Publié le 12 Mar 2013 - 14:34
TARIQ RAMADAN ET LA CRISE MALIENNE

''Le sang des Maliens a la valeur de l'uranium, du pétrole et du gaz''

 

Au lancement hier à Dakar du Colloque international des musulmans de l'espace francophone (CIMEF), Tariq Ramadan a engagé sa responsabilité personnelle en affirmant que les Occidentaux, à l'aune de la crise malienne, pensent que le sang des Africains vaut moins que celui des Européens ou Américains.

 

 

Les pays musulmans de l'espace francophone vont se retrouver à Dakar du 23 au 26 août prochain, à l'occasion du Colloque international des musulmans de l'espace francophone (CIMEF). En marge du lancement de cet événement, le comité d'organisation local a tenu hier une conférence de presse. Une occasion pour Tariq Ramadan, l'un des membres du comité scientifique permanent, de se prononcer sur la crise malienne, en attendant la tenue du CIMEF dont le thème retenu est : ''Éthique, gouvernance et paix : quelles contributions de la pensée islamique ?''.

 

 

A propos de l'intervention militaire française, Tariq Ramadan s'en méfie. ''Je suis très critique quant à l'intervention française. Le sang des Maliens a la valeur de l'uranium, du pétrole et du gaz qu'il y a sous la terre'', a-t-il dit. ''Ces pays pensent que le sang d'un militaire américain ou européen vaut plus que le sang des Africains'', a-t-il ajouté. Une position qu'il juge ''personnelle'' et qui n'engage en rien le Cimef. D'ailleurs, Ramadan a tenu à préciser que lui, comme le Cimef n'ont rien contre la France. Ils sont plutôt contre «des esprits et des attitudes.»

 

 

D'autre part, il a dit avec force que ''ce que font ces groupes (dits islamistes) n'a rien d'islamique. Le viol, dira-t-il, ne va pas avec notre religion''. Des amalgames sont entretenus. ''Avec ce qui se passe au Mali, les mots islamistes et djihadistes sont utilisés dans toutes les sauces'', d'où la nécessité, selon M. Ramadan, de faire ''un vrai travail de terminologie''.

 

 

Tariq Ramadan a également plaidé pour un islam du juste-milieu. ''On ne peut pas changer le Coran, mais on peut changer la façon de le lire. Il faut accepter la diversité jusque dans les limites définies par l'islam''. Selon lui, le Sénégal en est le meilleur exemple car la diversité, religieuse en particulier, y est acceptée. Cependant, des prémices de ce qui se passe au nord Mali était perceptible dans ce pays depuis longtemps.

 

''Ce problème n'a pas commencé il y a deux mois. Ces groupes y sont présents depuis longtemps. Qui les a envoyés ? Pourquoi rien n'était fait ? On ne sait pas'', a lâché, impuissant, l'invité du comité sénégalais du Cimef.

 

 

Par ailleurs, les membres du Colloque international des musulmans de l'espace francophone, pour chasser tout amalgame, ont indiqué ne pas célébrer la France à travers cet événement. ''C'est la langue qui nous intéresse, pas la culture'', a ainsi déclaré imam Ahmadou Makhtar Kanté, coordonnateur du Cimef Sénégal.

 

«Les pays musulmans sont les plus corrompus»

 

 

Faisant une sorte de procès de la mal gouvernance dans l'espace musulman, Tariq Ramadan a dit ceci : "on est au premier rang partout quand on parle de corruption.

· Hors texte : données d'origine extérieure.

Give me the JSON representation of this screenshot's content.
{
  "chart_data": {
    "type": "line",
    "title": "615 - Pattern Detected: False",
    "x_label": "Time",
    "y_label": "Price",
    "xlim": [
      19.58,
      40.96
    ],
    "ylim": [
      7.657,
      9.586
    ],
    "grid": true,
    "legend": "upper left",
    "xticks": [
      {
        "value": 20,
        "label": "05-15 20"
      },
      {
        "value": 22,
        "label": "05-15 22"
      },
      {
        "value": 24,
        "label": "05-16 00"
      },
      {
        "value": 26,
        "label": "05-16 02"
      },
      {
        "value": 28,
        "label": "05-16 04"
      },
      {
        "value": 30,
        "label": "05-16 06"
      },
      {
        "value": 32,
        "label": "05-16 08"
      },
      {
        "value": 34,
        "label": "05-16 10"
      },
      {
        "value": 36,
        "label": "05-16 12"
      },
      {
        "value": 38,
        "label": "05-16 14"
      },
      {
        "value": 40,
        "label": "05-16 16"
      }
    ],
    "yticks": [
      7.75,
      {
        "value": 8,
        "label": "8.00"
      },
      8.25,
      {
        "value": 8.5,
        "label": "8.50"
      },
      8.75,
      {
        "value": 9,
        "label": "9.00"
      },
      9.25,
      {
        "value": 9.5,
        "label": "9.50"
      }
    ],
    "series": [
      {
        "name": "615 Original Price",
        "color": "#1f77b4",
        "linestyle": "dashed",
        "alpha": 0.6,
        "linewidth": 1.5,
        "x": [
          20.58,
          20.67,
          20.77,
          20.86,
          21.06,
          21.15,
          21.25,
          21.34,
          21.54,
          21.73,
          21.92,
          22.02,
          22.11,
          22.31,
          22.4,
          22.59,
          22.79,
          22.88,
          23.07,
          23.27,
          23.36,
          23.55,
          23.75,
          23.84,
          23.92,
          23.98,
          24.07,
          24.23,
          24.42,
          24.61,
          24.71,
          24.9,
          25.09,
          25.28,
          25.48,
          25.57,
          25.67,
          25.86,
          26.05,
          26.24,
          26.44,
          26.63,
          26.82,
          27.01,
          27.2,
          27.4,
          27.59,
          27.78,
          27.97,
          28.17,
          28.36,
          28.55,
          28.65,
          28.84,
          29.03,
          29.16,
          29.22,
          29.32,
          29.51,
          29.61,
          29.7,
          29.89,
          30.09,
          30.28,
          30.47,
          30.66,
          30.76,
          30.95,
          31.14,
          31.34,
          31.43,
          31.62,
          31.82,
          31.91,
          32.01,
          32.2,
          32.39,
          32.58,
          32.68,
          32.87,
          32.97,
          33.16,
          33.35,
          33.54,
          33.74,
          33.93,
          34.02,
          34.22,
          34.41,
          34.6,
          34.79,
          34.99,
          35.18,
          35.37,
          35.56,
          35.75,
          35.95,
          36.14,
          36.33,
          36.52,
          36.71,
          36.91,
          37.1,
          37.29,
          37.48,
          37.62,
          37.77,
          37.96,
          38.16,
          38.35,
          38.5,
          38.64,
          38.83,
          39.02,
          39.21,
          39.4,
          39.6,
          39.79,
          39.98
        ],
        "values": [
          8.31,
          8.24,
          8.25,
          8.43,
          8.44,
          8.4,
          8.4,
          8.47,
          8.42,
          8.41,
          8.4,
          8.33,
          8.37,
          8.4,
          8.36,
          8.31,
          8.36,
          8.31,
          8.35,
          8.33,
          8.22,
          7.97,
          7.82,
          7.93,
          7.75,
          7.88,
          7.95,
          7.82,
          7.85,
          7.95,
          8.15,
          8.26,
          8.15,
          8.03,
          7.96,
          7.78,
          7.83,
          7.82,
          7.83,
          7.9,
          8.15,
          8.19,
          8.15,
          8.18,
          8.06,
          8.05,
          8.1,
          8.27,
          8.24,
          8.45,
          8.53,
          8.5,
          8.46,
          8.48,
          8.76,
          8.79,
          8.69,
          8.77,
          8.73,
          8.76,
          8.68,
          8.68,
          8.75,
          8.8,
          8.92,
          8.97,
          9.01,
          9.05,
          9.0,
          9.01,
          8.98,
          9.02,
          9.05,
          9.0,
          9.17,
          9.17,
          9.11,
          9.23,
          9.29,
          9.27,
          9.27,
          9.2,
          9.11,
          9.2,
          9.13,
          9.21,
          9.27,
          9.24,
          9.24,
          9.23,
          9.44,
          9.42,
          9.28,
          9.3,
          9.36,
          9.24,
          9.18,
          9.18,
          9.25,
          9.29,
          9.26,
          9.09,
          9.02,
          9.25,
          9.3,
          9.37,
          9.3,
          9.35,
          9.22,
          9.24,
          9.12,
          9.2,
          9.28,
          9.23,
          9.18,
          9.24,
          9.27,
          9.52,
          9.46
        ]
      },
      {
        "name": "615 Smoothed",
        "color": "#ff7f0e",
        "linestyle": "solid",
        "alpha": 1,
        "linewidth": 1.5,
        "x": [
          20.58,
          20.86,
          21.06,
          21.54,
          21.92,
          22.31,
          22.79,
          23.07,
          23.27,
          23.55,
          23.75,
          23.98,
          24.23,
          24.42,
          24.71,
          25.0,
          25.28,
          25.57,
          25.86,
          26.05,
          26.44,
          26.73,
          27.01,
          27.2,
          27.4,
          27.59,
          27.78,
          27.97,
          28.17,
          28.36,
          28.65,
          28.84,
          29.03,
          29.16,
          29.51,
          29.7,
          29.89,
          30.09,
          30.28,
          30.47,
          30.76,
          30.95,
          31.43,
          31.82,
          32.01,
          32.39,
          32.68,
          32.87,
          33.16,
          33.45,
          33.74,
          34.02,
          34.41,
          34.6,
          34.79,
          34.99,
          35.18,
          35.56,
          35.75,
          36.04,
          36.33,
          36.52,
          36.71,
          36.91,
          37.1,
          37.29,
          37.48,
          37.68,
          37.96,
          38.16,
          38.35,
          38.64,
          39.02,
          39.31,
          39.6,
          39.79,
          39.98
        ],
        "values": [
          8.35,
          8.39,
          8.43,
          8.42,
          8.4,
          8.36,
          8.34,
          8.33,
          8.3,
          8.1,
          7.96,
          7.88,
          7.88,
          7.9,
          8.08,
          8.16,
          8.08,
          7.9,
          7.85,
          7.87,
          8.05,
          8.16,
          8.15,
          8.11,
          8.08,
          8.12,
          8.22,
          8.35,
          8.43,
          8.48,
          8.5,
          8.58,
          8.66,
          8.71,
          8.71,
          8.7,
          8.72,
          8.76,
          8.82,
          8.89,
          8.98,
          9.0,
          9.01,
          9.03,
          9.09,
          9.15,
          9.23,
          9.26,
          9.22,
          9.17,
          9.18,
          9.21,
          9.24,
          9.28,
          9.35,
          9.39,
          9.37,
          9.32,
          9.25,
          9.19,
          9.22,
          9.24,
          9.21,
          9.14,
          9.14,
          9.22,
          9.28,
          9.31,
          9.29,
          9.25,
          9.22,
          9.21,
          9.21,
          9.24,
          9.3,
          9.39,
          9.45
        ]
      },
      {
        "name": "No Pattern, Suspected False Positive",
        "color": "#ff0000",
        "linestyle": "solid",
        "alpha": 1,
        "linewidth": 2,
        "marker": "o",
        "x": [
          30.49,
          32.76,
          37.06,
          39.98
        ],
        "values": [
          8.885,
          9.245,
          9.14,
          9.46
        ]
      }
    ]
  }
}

On n'est pas dans les 20 premiers (pays) de la transparence, mais on est dans les 20 premiers de la corruption. En l'occurrence, on peut bien dire au monde qu'on a une religion extraordinaire, mais dans la pratique on en est loin''.

 

Une façon pour lui de fustiger le manque d'éthique des pays musulmans dans leurs pratiques. Trop facile, à son goût, de tout imputer à l'autre, notamment aux Occidentaux qui seraient à la base de pratiques peu orthodoxes ayant cours en Afrique même. «On ne pourra pas ni devant Dieu, ni devant nos consciences dire que l'Occident est responsable de la corruption qui sévit en Afrique et du manque de transparence.»